With the following patch, the command works correctly (in this case, on
this platform, not tested comprehensively). The idea is to read the
input file "raw" in order to avoid problems with null characters. The
input then needs to be split into lines after iconv(), or it could be
written to the output file with cat() if the style of line termination
characters does not matter. The 'perl = TRUE' is for assumed performance
advantage only.

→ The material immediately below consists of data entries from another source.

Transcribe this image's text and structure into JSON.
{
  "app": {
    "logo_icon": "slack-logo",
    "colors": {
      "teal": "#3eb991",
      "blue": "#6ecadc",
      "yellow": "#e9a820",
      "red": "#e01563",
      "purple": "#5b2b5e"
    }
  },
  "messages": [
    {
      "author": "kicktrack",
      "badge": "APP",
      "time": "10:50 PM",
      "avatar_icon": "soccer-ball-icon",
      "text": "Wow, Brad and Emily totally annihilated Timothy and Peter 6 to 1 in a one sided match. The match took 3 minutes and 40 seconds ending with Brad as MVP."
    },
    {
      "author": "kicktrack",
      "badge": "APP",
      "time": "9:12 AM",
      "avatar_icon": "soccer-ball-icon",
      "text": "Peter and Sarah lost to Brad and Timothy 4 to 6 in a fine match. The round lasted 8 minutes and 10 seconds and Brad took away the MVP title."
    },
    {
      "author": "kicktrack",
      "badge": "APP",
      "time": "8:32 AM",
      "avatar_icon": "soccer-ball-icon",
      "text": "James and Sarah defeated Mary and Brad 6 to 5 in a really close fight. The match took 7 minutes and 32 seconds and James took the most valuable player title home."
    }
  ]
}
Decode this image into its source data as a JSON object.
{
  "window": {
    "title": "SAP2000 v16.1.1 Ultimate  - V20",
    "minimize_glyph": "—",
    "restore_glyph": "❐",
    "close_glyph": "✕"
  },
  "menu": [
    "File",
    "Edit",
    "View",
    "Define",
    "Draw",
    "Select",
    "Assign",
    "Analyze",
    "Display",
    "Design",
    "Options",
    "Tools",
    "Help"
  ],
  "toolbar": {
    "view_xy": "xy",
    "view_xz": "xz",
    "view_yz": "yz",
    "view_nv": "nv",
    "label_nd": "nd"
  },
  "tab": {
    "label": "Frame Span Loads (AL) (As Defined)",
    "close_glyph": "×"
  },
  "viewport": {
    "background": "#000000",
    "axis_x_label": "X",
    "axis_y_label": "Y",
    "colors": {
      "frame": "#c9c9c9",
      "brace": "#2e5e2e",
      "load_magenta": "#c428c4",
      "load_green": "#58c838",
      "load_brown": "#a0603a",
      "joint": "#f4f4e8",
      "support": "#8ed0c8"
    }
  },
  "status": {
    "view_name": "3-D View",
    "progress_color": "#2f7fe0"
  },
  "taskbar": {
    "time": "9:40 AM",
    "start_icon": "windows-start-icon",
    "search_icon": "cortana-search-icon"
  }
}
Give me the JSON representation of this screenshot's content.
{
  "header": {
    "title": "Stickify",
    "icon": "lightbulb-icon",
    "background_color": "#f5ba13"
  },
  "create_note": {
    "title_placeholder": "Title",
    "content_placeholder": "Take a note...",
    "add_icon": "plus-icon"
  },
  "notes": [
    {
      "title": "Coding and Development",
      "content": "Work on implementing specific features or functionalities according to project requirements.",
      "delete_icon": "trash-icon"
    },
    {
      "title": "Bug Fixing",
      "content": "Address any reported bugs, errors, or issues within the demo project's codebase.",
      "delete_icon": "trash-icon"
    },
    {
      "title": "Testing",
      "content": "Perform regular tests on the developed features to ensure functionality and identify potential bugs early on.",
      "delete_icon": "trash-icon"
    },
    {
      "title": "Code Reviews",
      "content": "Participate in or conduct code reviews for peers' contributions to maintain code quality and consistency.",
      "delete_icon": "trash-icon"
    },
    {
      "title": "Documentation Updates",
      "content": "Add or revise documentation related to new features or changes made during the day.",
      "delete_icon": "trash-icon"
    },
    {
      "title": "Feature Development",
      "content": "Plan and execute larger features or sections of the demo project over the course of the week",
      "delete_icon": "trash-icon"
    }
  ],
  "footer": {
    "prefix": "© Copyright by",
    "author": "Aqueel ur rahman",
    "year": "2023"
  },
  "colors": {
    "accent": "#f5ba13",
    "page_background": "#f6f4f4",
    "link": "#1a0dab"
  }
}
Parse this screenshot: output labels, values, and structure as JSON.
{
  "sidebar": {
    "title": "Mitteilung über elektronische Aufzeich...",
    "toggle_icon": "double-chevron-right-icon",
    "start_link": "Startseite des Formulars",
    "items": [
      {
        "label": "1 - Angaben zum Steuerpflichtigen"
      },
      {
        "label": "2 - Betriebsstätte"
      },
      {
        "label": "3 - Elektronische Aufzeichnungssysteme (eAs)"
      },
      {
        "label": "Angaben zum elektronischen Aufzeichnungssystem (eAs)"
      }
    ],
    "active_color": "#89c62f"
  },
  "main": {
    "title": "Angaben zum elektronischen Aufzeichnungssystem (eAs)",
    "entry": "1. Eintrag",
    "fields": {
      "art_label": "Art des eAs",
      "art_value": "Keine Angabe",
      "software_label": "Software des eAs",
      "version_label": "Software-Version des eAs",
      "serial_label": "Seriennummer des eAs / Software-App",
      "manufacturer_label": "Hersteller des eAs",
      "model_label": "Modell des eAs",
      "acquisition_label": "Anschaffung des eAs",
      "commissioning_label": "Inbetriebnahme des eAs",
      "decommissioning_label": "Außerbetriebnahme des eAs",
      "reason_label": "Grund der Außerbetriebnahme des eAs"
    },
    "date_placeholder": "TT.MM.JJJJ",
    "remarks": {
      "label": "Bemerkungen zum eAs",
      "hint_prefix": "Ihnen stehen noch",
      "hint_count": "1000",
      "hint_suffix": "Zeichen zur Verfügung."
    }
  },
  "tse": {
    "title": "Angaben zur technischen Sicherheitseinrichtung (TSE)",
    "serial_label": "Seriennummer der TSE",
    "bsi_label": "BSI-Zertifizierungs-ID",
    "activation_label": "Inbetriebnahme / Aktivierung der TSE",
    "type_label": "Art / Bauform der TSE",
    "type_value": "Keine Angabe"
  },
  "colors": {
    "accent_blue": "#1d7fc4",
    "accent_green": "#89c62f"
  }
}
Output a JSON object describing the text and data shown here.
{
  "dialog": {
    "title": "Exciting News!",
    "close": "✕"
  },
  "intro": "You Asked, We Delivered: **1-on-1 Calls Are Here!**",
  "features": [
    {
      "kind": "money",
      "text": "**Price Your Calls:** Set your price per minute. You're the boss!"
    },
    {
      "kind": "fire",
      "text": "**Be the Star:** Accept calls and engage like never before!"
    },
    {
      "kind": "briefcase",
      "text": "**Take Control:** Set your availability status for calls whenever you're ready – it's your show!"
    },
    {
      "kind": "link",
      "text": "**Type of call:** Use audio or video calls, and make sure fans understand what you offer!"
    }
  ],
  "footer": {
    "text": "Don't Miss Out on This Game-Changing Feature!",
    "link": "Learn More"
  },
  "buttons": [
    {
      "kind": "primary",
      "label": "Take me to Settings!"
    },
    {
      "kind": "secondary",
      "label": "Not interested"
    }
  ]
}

It can be removed, or one might want to test if there is
a significant difference one way or the other.

- Mikko

Index: src/library/base/R/files.R
==================================================================---
src/library/base/R/files.R	(revision 70217)
+++ src/library/base/R/files.R	(working copy)
@@ -50,10 +50,13 @@
         for(i in seq_along(files)) {
             f <- files[i]
             tf <- tempfile()
-            tmp <- readLines(f, warn = FALSE)
+            tmp <- list(readBin(f, "raw", file.size(f)))
             tmp2 <- try(iconv(tmp, encoding, "",
"byte"))
             if(inherits(tmp2, "try-error")) file.copy(f, tf)
-            else writeLines(tmp2, tf)
+            else {
+                tmp2 <- strsplit(tmp2, "\r\n?|\n", perl =
TRUE)[[1L]]
+                writeLines(tmp2, tf)
+            }
             files[i] <- tf
             if(delete.file) unlink(f)
         }

Duncan Murdoch

2016-Feb-29 18:30 UTC

head link

[Rd] iconv to UTF-16 encoding produces error due to embedded nulls (write.table with fileEncoding param)

I have just committed your first patch (the strlen() replacement) to 
R-devel, and will soon put it in R-patched as well.  I wont have time to 
look at this again before the 3.2.4 release, so your file.show() patch 
isn't going to make it unless someone else gets to it.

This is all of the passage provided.